ある生物学者の不可思議な心臓

先天性心疾患をもつ生物学者が命についてつづるよ。

Dreams come true

朝の国民的ドラマの中で、「人の夢の話ほどつまらないものはない」というセリフがあった。というわけで、今回はおいらのつまらない夢の話をしよう。

 その夢は、いつ見たのかわからない。おそらく子供の頃だろう。もっと言えば、夢なのか現実だったのかもいまだにわからないものだった。おいらは手術室のベッドに寝かされていて、これから手術かカテーテル検査かを受けるようだった。すぐに麻酔が効き、意識を失った。ところが、しばらくしてまた目が覚めた。おいらの顔には、布が被されて何も見えなかったが、天井から非常に眩しい光が注いでいるのがわかった。ちょうど明るい部屋で瞼を閉じた時にみたいに、光が透けて見えたのだ。おいらの周りにはたくさん人がいるようだ。話し声や何かの器具の音がする。おいらの右側には外科医らしき人が立っているらしく、低い声で周囲の人に指示を出していた。どうやら、今まさにこれから手術が始まるような気配である。
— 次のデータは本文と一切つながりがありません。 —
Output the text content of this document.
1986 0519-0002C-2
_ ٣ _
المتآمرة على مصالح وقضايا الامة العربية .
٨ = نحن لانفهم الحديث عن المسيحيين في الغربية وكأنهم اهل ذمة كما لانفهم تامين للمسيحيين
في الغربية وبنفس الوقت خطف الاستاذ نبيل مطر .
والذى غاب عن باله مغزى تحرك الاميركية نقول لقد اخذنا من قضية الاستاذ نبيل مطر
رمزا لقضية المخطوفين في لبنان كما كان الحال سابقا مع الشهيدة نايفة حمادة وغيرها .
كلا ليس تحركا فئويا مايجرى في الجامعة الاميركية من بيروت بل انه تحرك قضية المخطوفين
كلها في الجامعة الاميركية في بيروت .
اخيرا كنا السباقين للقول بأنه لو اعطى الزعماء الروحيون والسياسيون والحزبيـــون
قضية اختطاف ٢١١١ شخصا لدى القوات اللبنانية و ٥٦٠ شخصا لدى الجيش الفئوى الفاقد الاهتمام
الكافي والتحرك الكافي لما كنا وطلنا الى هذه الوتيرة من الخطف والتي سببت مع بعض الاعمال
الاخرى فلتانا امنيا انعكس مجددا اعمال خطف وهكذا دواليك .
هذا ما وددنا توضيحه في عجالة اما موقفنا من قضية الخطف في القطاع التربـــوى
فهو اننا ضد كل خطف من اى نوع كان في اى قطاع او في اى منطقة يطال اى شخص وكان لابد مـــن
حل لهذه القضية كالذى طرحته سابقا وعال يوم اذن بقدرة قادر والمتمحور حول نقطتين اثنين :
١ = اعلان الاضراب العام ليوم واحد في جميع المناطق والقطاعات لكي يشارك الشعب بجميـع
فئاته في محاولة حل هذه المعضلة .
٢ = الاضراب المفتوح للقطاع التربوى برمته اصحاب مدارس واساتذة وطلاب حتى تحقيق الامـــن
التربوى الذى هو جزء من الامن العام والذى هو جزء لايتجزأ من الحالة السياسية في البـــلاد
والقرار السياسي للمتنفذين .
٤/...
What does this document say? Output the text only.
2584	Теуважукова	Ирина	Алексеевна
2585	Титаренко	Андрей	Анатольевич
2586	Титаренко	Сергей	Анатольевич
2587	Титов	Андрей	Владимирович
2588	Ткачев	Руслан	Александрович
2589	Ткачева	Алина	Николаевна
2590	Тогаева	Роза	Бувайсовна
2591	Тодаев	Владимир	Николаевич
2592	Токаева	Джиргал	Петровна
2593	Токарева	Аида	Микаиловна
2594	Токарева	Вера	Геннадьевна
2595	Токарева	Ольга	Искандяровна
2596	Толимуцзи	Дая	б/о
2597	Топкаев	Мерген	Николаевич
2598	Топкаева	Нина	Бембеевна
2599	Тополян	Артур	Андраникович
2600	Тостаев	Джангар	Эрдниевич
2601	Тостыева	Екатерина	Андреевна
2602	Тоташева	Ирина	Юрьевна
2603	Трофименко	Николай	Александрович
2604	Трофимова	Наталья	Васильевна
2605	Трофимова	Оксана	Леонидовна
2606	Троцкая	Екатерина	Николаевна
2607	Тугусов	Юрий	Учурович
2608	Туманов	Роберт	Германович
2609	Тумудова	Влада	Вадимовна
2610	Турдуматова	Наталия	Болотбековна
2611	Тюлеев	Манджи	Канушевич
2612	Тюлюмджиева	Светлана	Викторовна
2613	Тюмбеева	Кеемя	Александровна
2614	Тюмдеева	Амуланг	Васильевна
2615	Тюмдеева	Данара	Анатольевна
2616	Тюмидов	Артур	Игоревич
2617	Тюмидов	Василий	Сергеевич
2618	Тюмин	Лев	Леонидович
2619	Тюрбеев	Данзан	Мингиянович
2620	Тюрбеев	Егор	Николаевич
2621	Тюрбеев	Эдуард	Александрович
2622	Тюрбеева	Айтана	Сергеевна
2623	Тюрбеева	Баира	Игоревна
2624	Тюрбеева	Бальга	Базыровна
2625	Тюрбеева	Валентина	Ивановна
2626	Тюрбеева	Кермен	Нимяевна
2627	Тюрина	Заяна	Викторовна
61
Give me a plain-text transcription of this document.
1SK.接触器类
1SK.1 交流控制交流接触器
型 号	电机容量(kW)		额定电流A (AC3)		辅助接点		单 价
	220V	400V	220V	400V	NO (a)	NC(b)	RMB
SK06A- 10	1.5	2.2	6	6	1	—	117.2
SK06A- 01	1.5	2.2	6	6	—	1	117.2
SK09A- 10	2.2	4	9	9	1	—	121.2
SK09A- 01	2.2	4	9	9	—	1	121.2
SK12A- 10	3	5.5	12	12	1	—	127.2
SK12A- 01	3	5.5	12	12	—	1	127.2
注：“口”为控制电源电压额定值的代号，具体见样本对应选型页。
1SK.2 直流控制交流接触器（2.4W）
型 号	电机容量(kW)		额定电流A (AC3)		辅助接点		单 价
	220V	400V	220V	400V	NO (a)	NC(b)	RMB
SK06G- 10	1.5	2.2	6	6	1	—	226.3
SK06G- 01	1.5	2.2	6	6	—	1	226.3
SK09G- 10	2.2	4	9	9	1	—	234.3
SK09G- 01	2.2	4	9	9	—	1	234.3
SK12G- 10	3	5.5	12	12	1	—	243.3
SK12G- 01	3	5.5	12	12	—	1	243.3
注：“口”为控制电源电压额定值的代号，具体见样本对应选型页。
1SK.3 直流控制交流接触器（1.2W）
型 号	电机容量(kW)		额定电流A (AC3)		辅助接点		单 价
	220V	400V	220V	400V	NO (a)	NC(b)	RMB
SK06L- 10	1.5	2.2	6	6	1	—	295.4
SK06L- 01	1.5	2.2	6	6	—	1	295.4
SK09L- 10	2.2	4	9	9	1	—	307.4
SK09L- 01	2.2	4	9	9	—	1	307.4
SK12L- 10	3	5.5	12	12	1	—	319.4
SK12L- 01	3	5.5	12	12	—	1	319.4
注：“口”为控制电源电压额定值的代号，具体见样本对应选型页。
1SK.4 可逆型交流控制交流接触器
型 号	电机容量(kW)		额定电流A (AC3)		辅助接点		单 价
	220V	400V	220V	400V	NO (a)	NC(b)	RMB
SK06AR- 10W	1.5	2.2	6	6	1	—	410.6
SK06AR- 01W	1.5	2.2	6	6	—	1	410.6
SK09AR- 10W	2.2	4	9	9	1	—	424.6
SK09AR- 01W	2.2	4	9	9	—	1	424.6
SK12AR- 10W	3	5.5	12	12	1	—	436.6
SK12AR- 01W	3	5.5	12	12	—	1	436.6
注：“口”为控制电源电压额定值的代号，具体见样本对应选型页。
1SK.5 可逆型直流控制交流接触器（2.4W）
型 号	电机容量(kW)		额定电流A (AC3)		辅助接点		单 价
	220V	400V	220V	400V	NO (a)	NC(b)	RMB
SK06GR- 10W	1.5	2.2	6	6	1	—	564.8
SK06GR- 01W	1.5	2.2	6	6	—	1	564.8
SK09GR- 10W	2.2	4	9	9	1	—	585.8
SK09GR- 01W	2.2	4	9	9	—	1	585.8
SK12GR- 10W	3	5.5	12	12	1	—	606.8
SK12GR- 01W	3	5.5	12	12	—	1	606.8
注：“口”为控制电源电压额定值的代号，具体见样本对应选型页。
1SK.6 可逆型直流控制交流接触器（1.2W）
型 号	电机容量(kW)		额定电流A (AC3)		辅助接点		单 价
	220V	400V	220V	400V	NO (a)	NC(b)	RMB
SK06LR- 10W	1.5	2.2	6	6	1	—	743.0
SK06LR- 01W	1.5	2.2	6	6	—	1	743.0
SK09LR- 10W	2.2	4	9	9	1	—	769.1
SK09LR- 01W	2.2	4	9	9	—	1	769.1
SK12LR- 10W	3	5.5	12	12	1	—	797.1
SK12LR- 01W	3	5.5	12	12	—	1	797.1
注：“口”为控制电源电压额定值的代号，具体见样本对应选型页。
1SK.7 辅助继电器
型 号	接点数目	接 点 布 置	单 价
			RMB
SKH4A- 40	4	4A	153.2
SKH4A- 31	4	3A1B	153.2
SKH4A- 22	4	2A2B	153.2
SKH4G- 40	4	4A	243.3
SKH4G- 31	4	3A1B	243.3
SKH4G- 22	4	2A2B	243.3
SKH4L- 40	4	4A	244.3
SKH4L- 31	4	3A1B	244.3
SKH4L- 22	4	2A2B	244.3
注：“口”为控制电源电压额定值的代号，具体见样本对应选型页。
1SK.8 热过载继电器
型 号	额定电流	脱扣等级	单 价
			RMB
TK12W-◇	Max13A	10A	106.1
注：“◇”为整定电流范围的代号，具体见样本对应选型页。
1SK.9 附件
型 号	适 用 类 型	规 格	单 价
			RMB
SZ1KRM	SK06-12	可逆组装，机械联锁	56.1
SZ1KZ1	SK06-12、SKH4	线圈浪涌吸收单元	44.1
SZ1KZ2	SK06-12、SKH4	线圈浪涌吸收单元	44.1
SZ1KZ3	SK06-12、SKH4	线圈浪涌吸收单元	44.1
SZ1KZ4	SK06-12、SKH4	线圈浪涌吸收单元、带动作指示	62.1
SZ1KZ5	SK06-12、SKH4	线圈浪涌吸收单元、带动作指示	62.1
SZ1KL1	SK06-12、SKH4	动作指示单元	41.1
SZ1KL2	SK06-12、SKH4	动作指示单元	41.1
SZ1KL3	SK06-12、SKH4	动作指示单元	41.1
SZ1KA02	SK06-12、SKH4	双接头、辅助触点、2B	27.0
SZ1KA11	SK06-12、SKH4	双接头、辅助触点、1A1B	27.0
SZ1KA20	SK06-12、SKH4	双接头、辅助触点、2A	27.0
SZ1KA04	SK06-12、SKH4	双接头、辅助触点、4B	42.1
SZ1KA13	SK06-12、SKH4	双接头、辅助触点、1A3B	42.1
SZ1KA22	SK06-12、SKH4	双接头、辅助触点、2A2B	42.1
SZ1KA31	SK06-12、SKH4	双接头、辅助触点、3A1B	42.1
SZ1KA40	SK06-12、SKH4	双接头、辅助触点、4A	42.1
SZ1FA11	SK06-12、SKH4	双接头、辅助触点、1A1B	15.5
 おいらは焦った。ちょっと待って!まだ起きてるよ!声を出したくても出せず、体を動かそうとしても指一本動かせなかった。このまま意識がある中で、胸を切られるのかと思うとたまらなく恐ろしくなってきた。そこで再び意識を失い、夢が終わった。実際にその後手術が行われたのか、あるいはなんでもないときに見た夢だったのかは、今となってははっきりしない。ただ、この夢の記憶だけは妙に鮮明に残っていて、手術中に目覚める恐怖心が体に染み込んでいる。

 その夢は20年以上の時間を経て現実となった。30代後半に受けたカテーテルアブレーションで、まさに夢と同じ状況になったのだ。手術台に寝て色々な準備が始まり、静脈麻酔を打たれてうとうとしてきた。あとは寝るだけと心地よい眠気に浸っていたが、なかなか完全に眠ることができない。そうこうするうちに顔に布が被され、人が集まってきて、いよいよ始まる気配になってきた。大丈夫。もうすぐ意識がなくなる。あと20秒ぐらいかな、いや10秒もないよ。そう思っている間にも、両鼠径部と首の部分にベチャベチャに消毒液を塗りたくられて、「何時何分、始めます」というスタートの合図が聞こえた。あれ、なんかやばい。次の瞬間、消毒を塗られた部位に一斉に麻酔の注射が打たれたのだ。おいらは、ぎいいいいいと声にならない悲鳴をあげ続けたが、悪夢のような現実からは逃れられなかった。